The present paper is concerned with the experimental assessment of chemo-mechanical couplings in a polymer matrix material exposed to thermo-oxidative environments at high temperatures and under pure tensile loadings. A model developed within the thermodynamics of irreversible processes (TIP) states that oxygen reaction–diffusion in the polymer matrix should be affected by the strain tensor and its spatial gradient; the model motivates the design and the development of the experimental assessment, which is done by ultra micro-indentation (UMI) elastic modulus (EIT) measurements carried out – at room temperature – on unnotched and notched 977-2 polymer samples thermo-oxidized under tensile loadings.For the material and the loading conditions of the present research the EIT profiles are not influenced by the applied strain or by the strain gradients which develop close to the sample notches.

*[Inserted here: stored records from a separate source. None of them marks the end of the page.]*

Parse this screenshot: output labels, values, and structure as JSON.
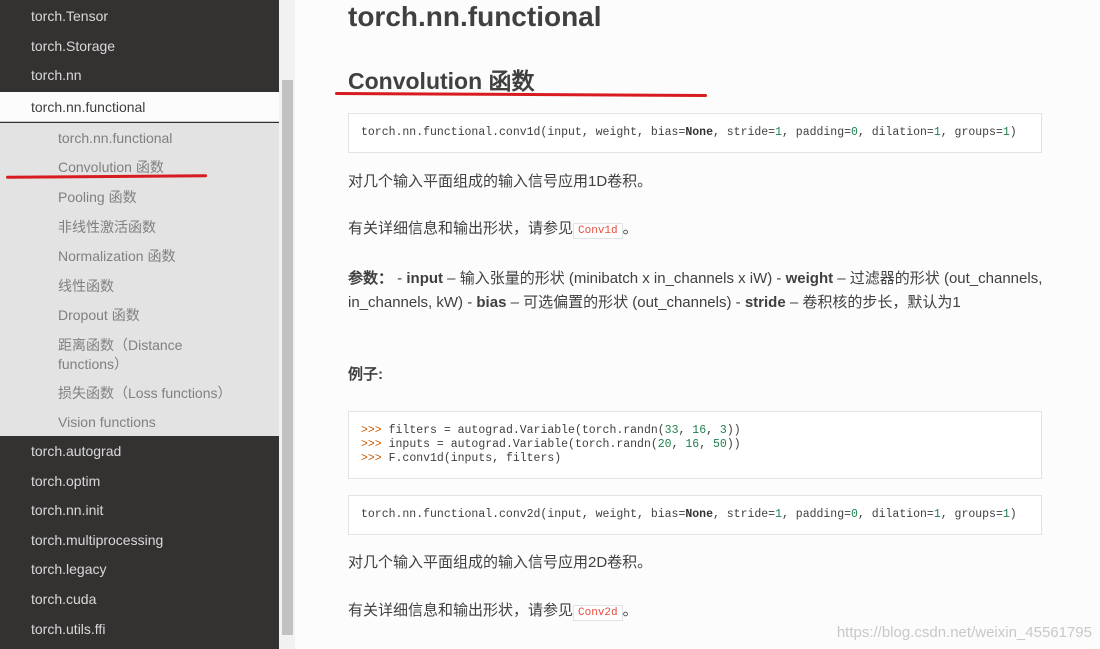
{
  "sidebar": {
    "top_items": [
      "torch.Tensor",
      "torch.Storage",
      "torch.nn"
    ],
    "current_item": "torch.nn.functional",
    "sub_items": [
      "torch.nn.functional",
      "Convolution 函数",
      "Pooling 函数",
      "非线性激活函数",
      "Normalization 函数",
      "线性函数",
      "Dropout 函数",
      "距离函数（Distance functions）",
      "损失函数（Loss functions）",
      "Vision functions"
    ],
    "bottom_items": [
      "torch.autograd",
      "torch.optim",
      "torch.nn.init",
      "torch.multiprocessing",
      "torch.legacy",
      "torch.cuda",
      "torch.utils.ffi"
    ]
  },
  "main": {
    "title": "torch.nn.functional",
    "section_title": "Convolution 函数",
    "conv1d": {
      "prefix": "torch.nn.functional.conv1d(input, weight, bias=",
      "none": "None",
      "stride_label": ", stride=",
      "stride": "1",
      "padding_label": ", padding=",
      "padding": "0",
      "dilation_label": ", dilation=",
      "dilation": "1",
      "groups_label": ", groups=",
      "groups": "1",
      "suffix": ")",
      "desc": "对几个输入平面组成的输入信号应用1D卷积。",
      "see_prefix": "有关详细信息和输出形状，请参见",
      "see_link": "Conv1d",
      "see_suffix": "。"
    },
    "params": {
      "label": "参数：",
      "t1": " - ",
      "input_kw": "input",
      "t2": " – 输入张量的形状 (minibatch x in_channels x iW) - ",
      "weight_kw": "weight",
      "t3": " – 过滤器的形状 (out_channels, in_channels, kW) - ",
      "bias_kw": "bias",
      "t4": " – 可选偏置的形状 (out_channels) - ",
      "stride_kw": "stride",
      "t5": " – 卷积核的步长，默认为1"
    },
    "example": {
      "label": "例子:",
      "prompt": ">>>",
      "l1a": " filters = autograd.Variable(torch.randn(",
      "l1n1": "33",
      "l1c1": ", ",
      "l1n2": "16",
      "l1c2": ", ",
      "l1n3": "3",
      "l1e": "))",
      "l2a": " inputs = autograd.Variable(torch.randn(",
      "l2n1": "20",
      "l2c1": ", ",
      "l2n2": "16",
      "l2c2": ", ",
      "l2n3": "50",
      "l2e": "))",
      "l3": " F.conv1d(inputs, filters)"
    },
    "conv2d": {
      "prefix": "torch.nn.functional.conv2d(input, weight, bias=",
      "desc": "对几个输入平面组成的输入信号应用2D卷积。",
      "see_link": "Conv2d"
    },
    "watermark": "https://blog.csdn.net/weixin_45561795"
  }
}
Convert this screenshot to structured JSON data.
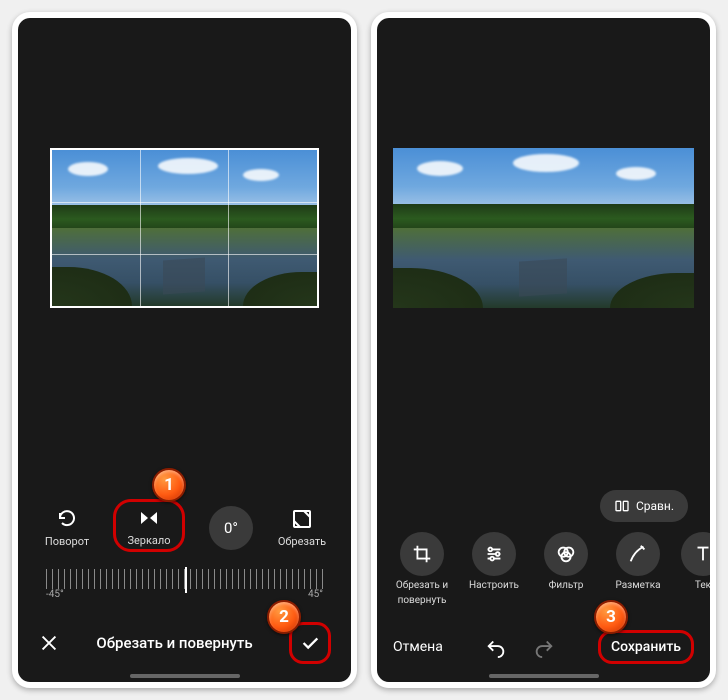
{
  "callouts": {
    "c1": "1",
    "c2": "2",
    "c3": "3"
  },
  "phone1": {
    "tools": {
      "rotate": "Поворот",
      "mirror": "Зеркало",
      "angle_value": "0°",
      "crop": "Обрезать"
    },
    "ruler": {
      "min": "-45°",
      "max": "45°"
    },
    "bottom_title": "Обрезать и повернуть"
  },
  "phone2": {
    "compare_label": "Сравн.",
    "tools": {
      "crop_rotate_line1": "Обрезать и",
      "crop_rotate_line2": "повернуть",
      "adjust": "Настроить",
      "filter": "Фильтр",
      "markup": "Разметка",
      "text": "Тек"
    },
    "cancel": "Отмена",
    "save": "Сохранить"
  }
}
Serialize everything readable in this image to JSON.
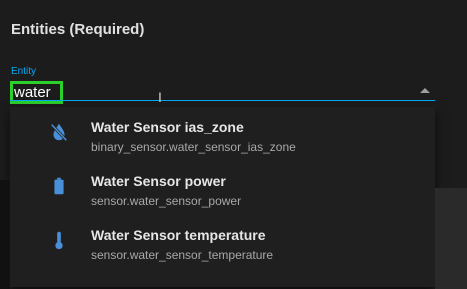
{
  "section": {
    "title": "Entities (Required)"
  },
  "entity_field": {
    "label": "Entity",
    "value": "water"
  },
  "options": [
    {
      "name": "Water Sensor ias_zone",
      "entity_id": "binary_sensor.water_sensor_ias_zone",
      "icon": "water-off-icon"
    },
    {
      "name": "Water Sensor power",
      "entity_id": "sensor.water_sensor_power",
      "icon": "battery-icon"
    },
    {
      "name": "Water Sensor temperature",
      "entity_id": "sensor.water_sensor_temperature",
      "icon": "thermometer-icon"
    }
  ],
  "colors": {
    "accent": "#03a9f4",
    "focus_outline": "#2bd02b",
    "icon": "#4a90d9",
    "background": "#1c1c1c"
  }
}
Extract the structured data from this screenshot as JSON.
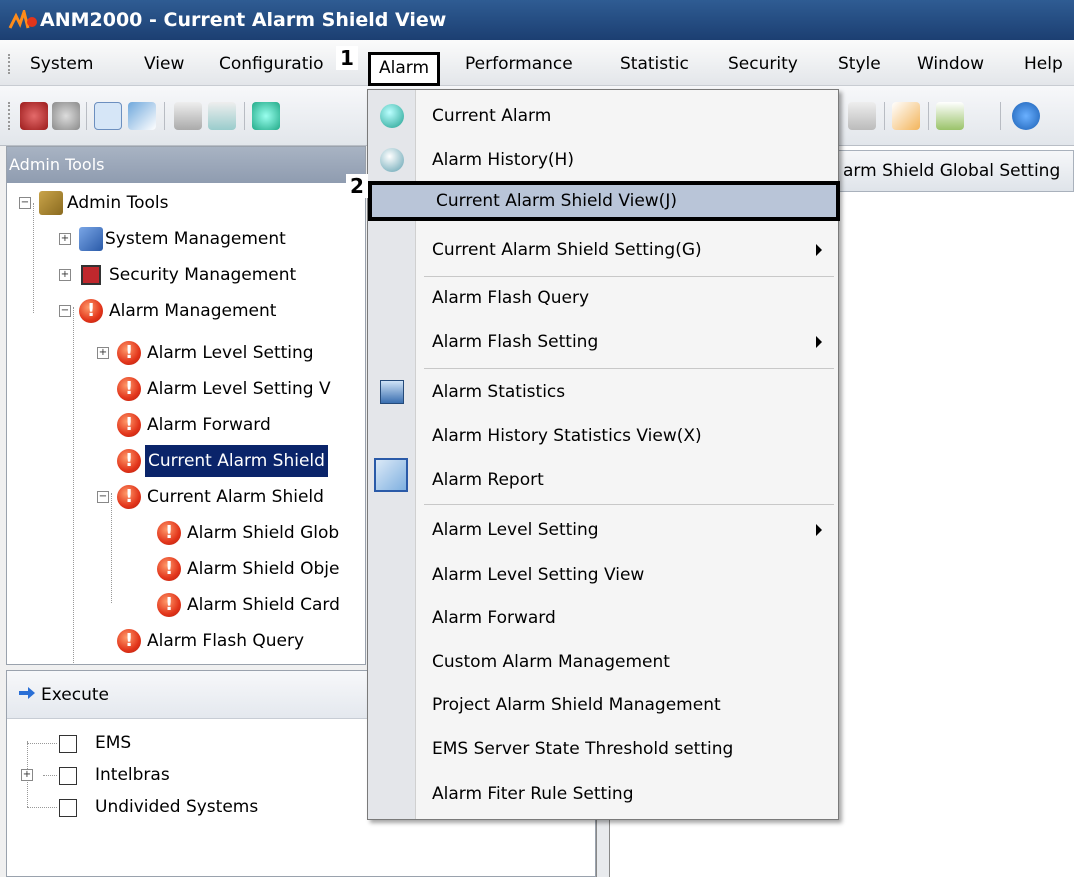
{
  "window": {
    "title": "ANM2000 - Current Alarm Shield View"
  },
  "menubar": {
    "items": [
      "System",
      "View",
      "Configuratio",
      "Alarm",
      "Performance",
      "Statistic",
      "Security",
      "Style",
      "Window",
      "Help"
    ]
  },
  "callouts": {
    "step1": "1",
    "step2": "2"
  },
  "left_panel": {
    "header": "Admin Tools",
    "tree": [
      {
        "label": "Admin Tools"
      },
      {
        "label": "System Management"
      },
      {
        "label": "Security Management"
      },
      {
        "label": "Alarm Management"
      },
      {
        "label": "Alarm Level Setting"
      },
      {
        "label": "Alarm Level Setting V"
      },
      {
        "label": "Alarm Forward"
      },
      {
        "label": "Current Alarm Shield"
      },
      {
        "label": "Current Alarm Shield"
      },
      {
        "label": "Alarm Shield Glob"
      },
      {
        "label": "Alarm Shield Obje"
      },
      {
        "label": "Alarm Shield Card"
      },
      {
        "label": "Alarm Flash Query"
      }
    ]
  },
  "execute_panel": {
    "header": "Execute",
    "items": [
      "EMS",
      "Intelbras",
      "Undivided Systems"
    ]
  },
  "right_tab": {
    "label": "arm Shield Global Setting"
  },
  "alarm_menu": {
    "items": [
      "Current Alarm",
      "Alarm History(H)",
      "Current Alarm Shield View(J)",
      "Current Alarm Shield Setting(G)",
      "Alarm Flash Query",
      "Alarm Flash Setting",
      "Alarm Statistics",
      "Alarm History Statistics View(X)",
      "Alarm Report",
      "Alarm Level Setting",
      "Alarm Level Setting View",
      "Alarm Forward",
      "Custom Alarm Management",
      "Project Alarm Shield Management",
      "EMS Server State Threshold setting",
      "Alarm Fiter Rule Setting"
    ]
  },
  "colors": {
    "selection": "#0a246a",
    "title_bar": "#1c3f72",
    "menu_highlight": "#b9c5d8",
    "alarm_icon": "#e2351b"
  }
}
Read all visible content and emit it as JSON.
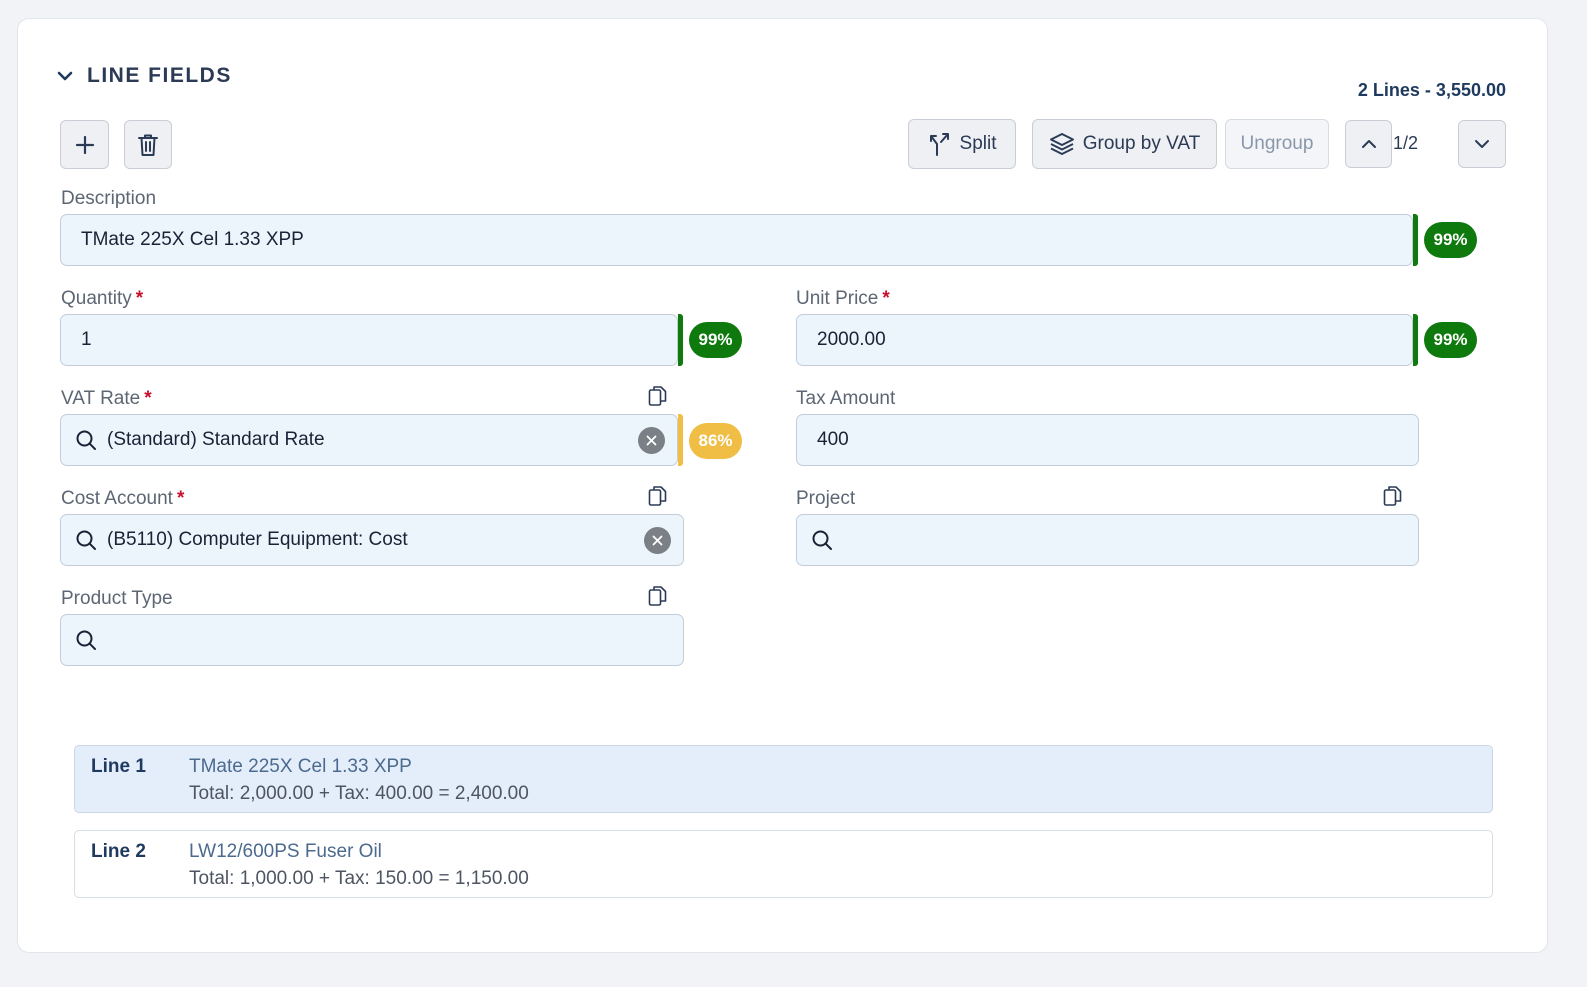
{
  "section": {
    "title": "LINE FIELDS",
    "summary": "2 Lines - 3,550.00"
  },
  "toolbar": {
    "split": "Split",
    "group_by_vat": "Group by VAT",
    "ungroup": "Ungroup",
    "pager": "1/2"
  },
  "fields": {
    "description": {
      "label": "Description",
      "value": "TMate 225X Cel 1.33 XPP",
      "confidence": "99%"
    },
    "quantity": {
      "label": "Quantity",
      "value": "1",
      "confidence": "99%"
    },
    "unit_price": {
      "label": "Unit Price",
      "value": "2000.00",
      "confidence": "99%"
    },
    "vat_rate": {
      "label": "VAT Rate",
      "value": "(Standard) Standard Rate",
      "confidence": "86%"
    },
    "tax_amount": {
      "label": "Tax Amount",
      "value": "400"
    },
    "cost_account": {
      "label": "Cost Account",
      "value": "(B5110) Computer Equipment: Cost"
    },
    "project": {
      "label": "Project",
      "value": ""
    },
    "product_type": {
      "label": "Product Type",
      "value": ""
    }
  },
  "required_marker": "*",
  "lines": [
    {
      "name": "Line 1",
      "description": "TMate 225X Cel 1.33 XPP",
      "total": "Total: 2,000.00 + Tax: 400.00 = 2,400.00",
      "active": true
    },
    {
      "name": "Line 2",
      "description": "LW12/600PS Fuser Oil",
      "total": "Total: 1,000.00 + Tax: 150.00 = 1,150.00",
      "active": false
    }
  ],
  "colors": {
    "confidence_high": "#0e7a0d",
    "confidence_medium": "#f0bd45",
    "field_bg": "#edf5fc",
    "active_line_bg": "#e4eefb"
  },
  "icons": [
    "chevron-down-icon",
    "plus-icon",
    "trash-icon",
    "split-icon",
    "layers-icon",
    "chevron-up-icon",
    "search-icon",
    "clear-icon",
    "copy-icon"
  ]
}
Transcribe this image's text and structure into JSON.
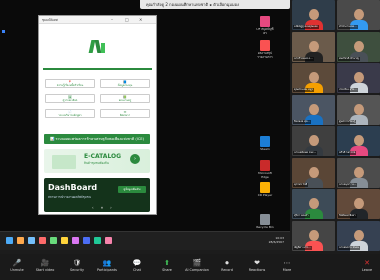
{
  "sharing_banner": "คุณกำลังดู 2 กองแผนศึกษาแห่งชาติ ๑  ตัวเลือกมุมมอง",
  "app_window": {
    "title": "ชุมมณีนิเทศ",
    "menu_buttons": [
      {
        "label": "ความรู้เรื่องหนี้ครัวเรือน",
        "icon": "📍"
      },
      {
        "label": "ข้อมูลกองทุน",
        "icon": "📘"
      },
      {
        "label": "ดูรายละเอียด",
        "icon": "🖼"
      },
      {
        "label": "สอนงานครู",
        "icon": "📗"
      },
      {
        "label": "ระบบบริหารหลักสูตร",
        "icon": "📄"
      },
      {
        "label": "ติดต่อเรา",
        "icon": "✉"
      }
    ],
    "wide_button": "📊 ระบบเผยแพร่ผลการรักษาเศรษฐกิจพอเพียงแห่งชาติ (ICE)",
    "ecatalog": {
      "title": "E-CATALOG",
      "subtitle": "สินค้าชุมชนท้องถิ่น"
    },
    "dashboard": {
      "title": "DashBoard",
      "subtitle": "สถานการณ์รายงานผลลัพธ์ชุมชน",
      "pill": "ดูข้อมูลเพิ่มเติม"
    }
  },
  "desktop_icons": [
    {
      "label": "UF\nสมุดบัญชีคร",
      "color": "#e64980"
    },
    {
      "label": "ผลงานสรุป\nรายงานการ",
      "color": "#fa5252"
    },
    {
      "label": "Steam",
      "color": "#1c7ed6"
    },
    {
      "label": "Microsoft\nEdge",
      "color": "#c92a2a"
    },
    {
      "label": "CR Player",
      "color": "#fab005"
    },
    {
      "label": "Recycle Bin",
      "color": "#868e96"
    }
  ],
  "taskbar": {
    "colors": [
      "#4dabf7",
      "#ffa94d",
      "#74c0fc",
      "#ff6b6b",
      "#69db7c",
      "#ffd43b",
      "#da77f2",
      "#4c6ef5",
      "#20c997",
      "#f783ac"
    ],
    "time": "10:03",
    "date": "28/6/2567"
  },
  "participants": [
    {
      "name": "มณีณัฏฐ์ ดองคุณแสง",
      "bg": "#2f3d4a",
      "body": "#e03131"
    },
    {
      "name": "สำนักงานเขต...",
      "bg": "#4a4a4a",
      "body": "#339af0"
    },
    {
      "name": "นายวีระพงษ์ อ...",
      "bg": "#6b5b4b",
      "body": "#222"
    },
    {
      "name": "สมเกียรติ ชำนาญ",
      "bg": "#3e4f3e",
      "body": "#495057"
    },
    {
      "name": "คุณส่วนเล่ม หนูร",
      "bg": "#5c4a3a",
      "body": "#f59f00"
    },
    {
      "name": "ประเทือง สุริย...",
      "bg": "#3a3a4a",
      "body": "#ced4da"
    },
    {
      "name": "ปิยะพงษ์ สุข...",
      "bg": "#4b5563",
      "body": "#1971c2"
    },
    {
      "name": "ศูนย์การเรียนรู้",
      "bg": "#555",
      "body": "#adb5bd"
    },
    {
      "name": "นายเฉลิมพล ชนะ...",
      "bg": "#3f3f3f",
      "body": "#343a40"
    },
    {
      "name": "อภิรดี ไพโรจน์",
      "bg": "#2c3e50",
      "body": "#e64980"
    },
    {
      "name": "สุภาพร ใจดี",
      "bg": "#5a4636",
      "body": "#495057"
    },
    {
      "name": "นายอนุชา วง...",
      "bg": "#4c4c4c",
      "body": "#868e96"
    },
    {
      "name": "สุริยา ทองคำ",
      "bg": "#3d4b57",
      "body": "#2b8a3e"
    },
    {
      "name": "กิตติพงษ์ พึ่งพา",
      "bg": "#624a3a",
      "body": "#212529"
    },
    {
      "name": "ณัฐธิดา แก้ว...",
      "bg": "#454545",
      "body": "#fa5252"
    },
    {
      "name": "นายสมชาย มั่นคง",
      "bg": "#364152",
      "body": "#ced4da"
    }
  ],
  "controls": [
    {
      "glyph": "🎤",
      "label": "Unmute"
    },
    {
      "glyph": "🎥",
      "label": "Start video"
    },
    {
      "glyph": "🛡",
      "label": "Security"
    },
    {
      "glyph": "👥",
      "label": "Participants"
    },
    {
      "glyph": "💬",
      "label": "Chat"
    },
    {
      "glyph": "⬆",
      "label": "Share"
    },
    {
      "glyph": "🎬",
      "label": "AI Companion"
    },
    {
      "glyph": "⏺",
      "label": "Record"
    },
    {
      "glyph": "❤",
      "label": "Reactions"
    },
    {
      "glyph": "⋯",
      "label": "More"
    }
  ],
  "end_button": "Leave"
}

► Study of chemo-mechanical couplings in a polymer matrix material under thermo-oxidative environments and pure tensile loadings.
► Development of a coupled reaction–diffusion-mechanics model within the framework of thermodynamics of irreversible processes (TIP).
► Ultra micro-indentation EIT measurements on unnotched and notched 977-2 polymer samples thermo-oxidized under tensile loadings.
► For the material and the loading conditions of the present research the EIT profiles are not influenced by the strain and strain gradients.